Evidence grows about low number getting medical help for bladder problems
As few as four per cent of US adults with overactive bladders (OAB) seek medical treatment, despite the condition affecting an estimated 34 million Americans over the age of 18, according to research in the March issue of the UK-based urology journal BJU International.
The American research comes hard on the heels of a recent European study, published in the same journal, which reported that only 43 per cent of adults with OAB would consider visiting their doctor.
A team led by Dr Sunny Kim from Florida International University looked at national Government databases covering visits to hospitals and family doctors. They found a large unmet medical need among Americans with OAB, even though it’s one of the 10 most common chronic medical conditions in the country.
The 1.5 million adults included in the American study had an OAB diagnostic code in their records but only a third had it listed as the primary reason for their visit.
“Our study suggests that OAB is greatly-undiagnosed and under-treated in America” says Dr Kim. “16 per cent of the adult population has the condition, but only one in every 25 sufferers actually seeks medical attention.”

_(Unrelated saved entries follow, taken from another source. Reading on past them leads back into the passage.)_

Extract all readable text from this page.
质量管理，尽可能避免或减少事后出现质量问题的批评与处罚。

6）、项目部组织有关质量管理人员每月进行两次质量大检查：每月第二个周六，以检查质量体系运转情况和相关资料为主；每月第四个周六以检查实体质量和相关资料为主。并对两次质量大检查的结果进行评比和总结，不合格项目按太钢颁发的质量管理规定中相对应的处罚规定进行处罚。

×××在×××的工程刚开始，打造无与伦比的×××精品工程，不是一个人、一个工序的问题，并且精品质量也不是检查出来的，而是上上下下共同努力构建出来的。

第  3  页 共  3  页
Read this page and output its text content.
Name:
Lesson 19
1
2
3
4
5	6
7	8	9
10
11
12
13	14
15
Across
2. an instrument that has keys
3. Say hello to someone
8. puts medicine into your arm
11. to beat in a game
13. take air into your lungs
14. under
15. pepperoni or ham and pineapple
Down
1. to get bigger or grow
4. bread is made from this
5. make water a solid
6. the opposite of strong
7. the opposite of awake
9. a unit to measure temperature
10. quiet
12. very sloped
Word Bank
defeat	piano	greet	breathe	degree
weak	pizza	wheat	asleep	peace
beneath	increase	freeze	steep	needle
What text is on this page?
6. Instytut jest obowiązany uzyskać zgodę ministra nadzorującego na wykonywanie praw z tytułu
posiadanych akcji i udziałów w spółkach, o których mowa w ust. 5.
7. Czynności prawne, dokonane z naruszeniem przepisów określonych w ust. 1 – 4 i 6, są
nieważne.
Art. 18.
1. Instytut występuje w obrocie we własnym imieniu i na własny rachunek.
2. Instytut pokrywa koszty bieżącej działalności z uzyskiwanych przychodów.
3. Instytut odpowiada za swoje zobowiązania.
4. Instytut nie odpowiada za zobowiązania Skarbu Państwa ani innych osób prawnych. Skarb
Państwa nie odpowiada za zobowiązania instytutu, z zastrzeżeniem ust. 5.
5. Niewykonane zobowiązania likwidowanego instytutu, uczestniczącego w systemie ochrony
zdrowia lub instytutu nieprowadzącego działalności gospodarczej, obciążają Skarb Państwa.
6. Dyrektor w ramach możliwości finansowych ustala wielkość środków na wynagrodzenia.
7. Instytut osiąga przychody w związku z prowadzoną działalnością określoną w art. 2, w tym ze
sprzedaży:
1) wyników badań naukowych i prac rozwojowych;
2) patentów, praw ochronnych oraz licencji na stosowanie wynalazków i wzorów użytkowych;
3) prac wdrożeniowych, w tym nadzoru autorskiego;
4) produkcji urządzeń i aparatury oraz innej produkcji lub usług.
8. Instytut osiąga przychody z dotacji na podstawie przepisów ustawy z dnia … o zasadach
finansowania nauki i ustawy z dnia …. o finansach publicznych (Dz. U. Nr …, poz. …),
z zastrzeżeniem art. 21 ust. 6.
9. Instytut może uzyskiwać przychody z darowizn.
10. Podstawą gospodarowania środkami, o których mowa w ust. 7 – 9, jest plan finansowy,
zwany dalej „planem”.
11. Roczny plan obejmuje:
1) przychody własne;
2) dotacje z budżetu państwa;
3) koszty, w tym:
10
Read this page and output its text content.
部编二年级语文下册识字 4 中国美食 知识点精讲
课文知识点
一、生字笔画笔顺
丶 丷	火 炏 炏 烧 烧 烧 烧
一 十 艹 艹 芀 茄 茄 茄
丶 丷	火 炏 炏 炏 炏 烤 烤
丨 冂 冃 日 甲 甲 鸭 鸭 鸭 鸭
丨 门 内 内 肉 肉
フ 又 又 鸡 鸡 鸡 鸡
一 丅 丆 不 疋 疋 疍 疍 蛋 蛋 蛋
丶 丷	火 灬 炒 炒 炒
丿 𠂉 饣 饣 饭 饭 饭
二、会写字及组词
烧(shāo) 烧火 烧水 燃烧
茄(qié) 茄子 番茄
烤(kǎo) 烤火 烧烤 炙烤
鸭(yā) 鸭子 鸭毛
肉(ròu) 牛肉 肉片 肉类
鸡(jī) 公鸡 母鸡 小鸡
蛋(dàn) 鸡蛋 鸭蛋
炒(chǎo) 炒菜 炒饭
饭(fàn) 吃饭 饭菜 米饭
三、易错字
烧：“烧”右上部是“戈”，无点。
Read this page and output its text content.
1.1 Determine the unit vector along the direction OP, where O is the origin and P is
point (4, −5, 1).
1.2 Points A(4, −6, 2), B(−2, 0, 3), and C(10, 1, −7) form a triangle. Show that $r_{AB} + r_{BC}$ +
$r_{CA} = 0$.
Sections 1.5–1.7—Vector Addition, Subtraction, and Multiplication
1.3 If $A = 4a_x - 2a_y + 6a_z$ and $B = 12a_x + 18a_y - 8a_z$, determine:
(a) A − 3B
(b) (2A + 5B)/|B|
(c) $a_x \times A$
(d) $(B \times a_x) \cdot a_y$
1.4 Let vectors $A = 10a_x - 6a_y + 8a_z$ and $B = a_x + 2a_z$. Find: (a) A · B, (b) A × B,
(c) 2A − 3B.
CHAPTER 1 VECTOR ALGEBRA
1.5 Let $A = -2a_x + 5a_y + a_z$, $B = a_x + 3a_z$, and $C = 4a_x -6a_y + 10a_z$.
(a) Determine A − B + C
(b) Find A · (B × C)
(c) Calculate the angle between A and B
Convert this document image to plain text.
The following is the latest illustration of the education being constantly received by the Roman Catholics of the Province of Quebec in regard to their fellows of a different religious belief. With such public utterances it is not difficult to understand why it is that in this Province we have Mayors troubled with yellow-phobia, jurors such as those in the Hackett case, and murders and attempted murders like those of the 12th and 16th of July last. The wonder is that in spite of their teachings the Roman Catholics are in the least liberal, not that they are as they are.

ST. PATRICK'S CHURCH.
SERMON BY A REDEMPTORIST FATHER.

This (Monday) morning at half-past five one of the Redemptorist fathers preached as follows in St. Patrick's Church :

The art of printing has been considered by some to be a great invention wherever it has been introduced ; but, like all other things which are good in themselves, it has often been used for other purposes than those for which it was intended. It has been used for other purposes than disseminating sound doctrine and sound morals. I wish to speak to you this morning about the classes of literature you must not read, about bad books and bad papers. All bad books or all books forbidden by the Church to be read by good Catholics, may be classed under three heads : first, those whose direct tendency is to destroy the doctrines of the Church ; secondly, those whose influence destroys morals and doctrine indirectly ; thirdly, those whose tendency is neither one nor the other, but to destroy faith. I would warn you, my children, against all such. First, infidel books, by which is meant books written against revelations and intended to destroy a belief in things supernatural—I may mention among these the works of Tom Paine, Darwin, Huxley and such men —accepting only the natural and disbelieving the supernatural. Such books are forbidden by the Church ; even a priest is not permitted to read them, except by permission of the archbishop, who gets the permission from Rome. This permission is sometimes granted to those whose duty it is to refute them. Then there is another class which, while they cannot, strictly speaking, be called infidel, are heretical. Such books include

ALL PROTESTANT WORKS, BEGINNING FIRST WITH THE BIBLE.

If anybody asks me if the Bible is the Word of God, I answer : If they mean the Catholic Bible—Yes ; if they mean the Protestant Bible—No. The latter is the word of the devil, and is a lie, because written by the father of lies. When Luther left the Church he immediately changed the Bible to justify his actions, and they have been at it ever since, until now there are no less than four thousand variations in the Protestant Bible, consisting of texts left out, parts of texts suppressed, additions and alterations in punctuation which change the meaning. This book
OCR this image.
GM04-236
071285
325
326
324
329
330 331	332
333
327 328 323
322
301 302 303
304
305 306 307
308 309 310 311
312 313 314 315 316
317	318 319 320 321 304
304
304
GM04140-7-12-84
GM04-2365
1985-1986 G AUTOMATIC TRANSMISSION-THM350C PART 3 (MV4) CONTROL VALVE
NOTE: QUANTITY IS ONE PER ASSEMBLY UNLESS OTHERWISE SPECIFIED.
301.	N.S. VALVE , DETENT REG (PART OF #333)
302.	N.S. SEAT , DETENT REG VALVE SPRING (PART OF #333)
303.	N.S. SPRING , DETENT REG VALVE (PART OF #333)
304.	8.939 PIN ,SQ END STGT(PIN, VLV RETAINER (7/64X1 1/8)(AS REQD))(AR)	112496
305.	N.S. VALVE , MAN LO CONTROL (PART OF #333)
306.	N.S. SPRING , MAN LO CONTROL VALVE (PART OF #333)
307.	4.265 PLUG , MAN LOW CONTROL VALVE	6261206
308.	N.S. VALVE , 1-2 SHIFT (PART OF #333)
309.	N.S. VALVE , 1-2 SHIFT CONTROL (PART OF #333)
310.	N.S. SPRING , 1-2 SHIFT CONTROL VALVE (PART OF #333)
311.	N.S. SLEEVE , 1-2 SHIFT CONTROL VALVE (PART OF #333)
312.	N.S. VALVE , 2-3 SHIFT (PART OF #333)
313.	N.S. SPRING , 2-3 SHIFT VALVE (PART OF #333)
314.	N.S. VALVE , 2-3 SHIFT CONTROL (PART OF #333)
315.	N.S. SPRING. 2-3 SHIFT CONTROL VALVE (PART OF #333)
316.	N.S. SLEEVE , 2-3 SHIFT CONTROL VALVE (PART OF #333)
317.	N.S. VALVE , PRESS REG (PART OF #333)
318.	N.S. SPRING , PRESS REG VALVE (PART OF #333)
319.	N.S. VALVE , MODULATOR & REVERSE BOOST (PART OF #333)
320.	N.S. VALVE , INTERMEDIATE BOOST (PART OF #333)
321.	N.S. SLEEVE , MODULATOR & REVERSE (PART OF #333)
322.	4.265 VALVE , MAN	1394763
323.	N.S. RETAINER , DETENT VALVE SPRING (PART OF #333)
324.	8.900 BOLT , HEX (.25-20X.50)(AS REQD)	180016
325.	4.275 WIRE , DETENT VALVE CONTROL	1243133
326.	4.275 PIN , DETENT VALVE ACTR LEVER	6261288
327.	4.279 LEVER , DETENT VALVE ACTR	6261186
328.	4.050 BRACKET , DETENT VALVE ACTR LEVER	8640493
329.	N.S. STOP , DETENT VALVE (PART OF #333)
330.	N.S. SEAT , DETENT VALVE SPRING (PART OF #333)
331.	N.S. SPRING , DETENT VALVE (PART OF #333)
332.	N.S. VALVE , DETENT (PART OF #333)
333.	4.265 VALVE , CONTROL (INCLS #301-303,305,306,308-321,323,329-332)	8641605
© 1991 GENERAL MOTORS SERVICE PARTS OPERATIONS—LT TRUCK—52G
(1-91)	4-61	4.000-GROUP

“We believe that OAB is commonly under-reported in research because people taking part in studies feel embarrassed about OAB and because of the negative social stigma or shame many associate with the condition.
“This study shows that the number of people actually seeking medical care is much lower than it should be. The databases used in this study were collected by the Center for Disease Control from healthcare providers and should accurately reflect levels of healthcare use in the United States.”
The research covered three leading national databases which are compiled annually:
• The National Ambulatory Medical Care Survey (NAMCS) – covering physicians not employed by Federal authorities who provide office-based care.
• National Hospital Ambulatory Medical Care Survey (NHAMCS) - visits made to emergency and out-patient departments of non-Federal short-stay or general hospitals.
• National Hospital Discharge Survey (NHDS) - inpatients discharged from non-Federal short-stay hospitals.
The first two recorded up to three diagnoses for each episode of care and the third recorded seven. If at least one diagnosis code included an OAB symptom, the visit was identified as an OAB associated episode.
Approximately 95 per cent of the OAB visits came from the statistics provided by the NAMCS, three per cent by the NHAMCS and two per cent from the NHDS.
“Although OAB is more common as people get older, it is not – as many people think - a normal part of the ageing process and could be the result of a treatable medical condition” concludes Dr Kim.
“This common misunderstanding could explain why many people are reluctant to seek professional health for OAB, despite the fact that it can have great social and emotional impact on their lives.
“The unmet medical need identified by our study may increase dramatically in the next 30 years as people live longer and older people make up a larger percentage of the population.
“Greater public awareness of the causes of OAB – and the treatment available - could substantially increase the overall health and quality of life of the large number of people suffering from this condition.”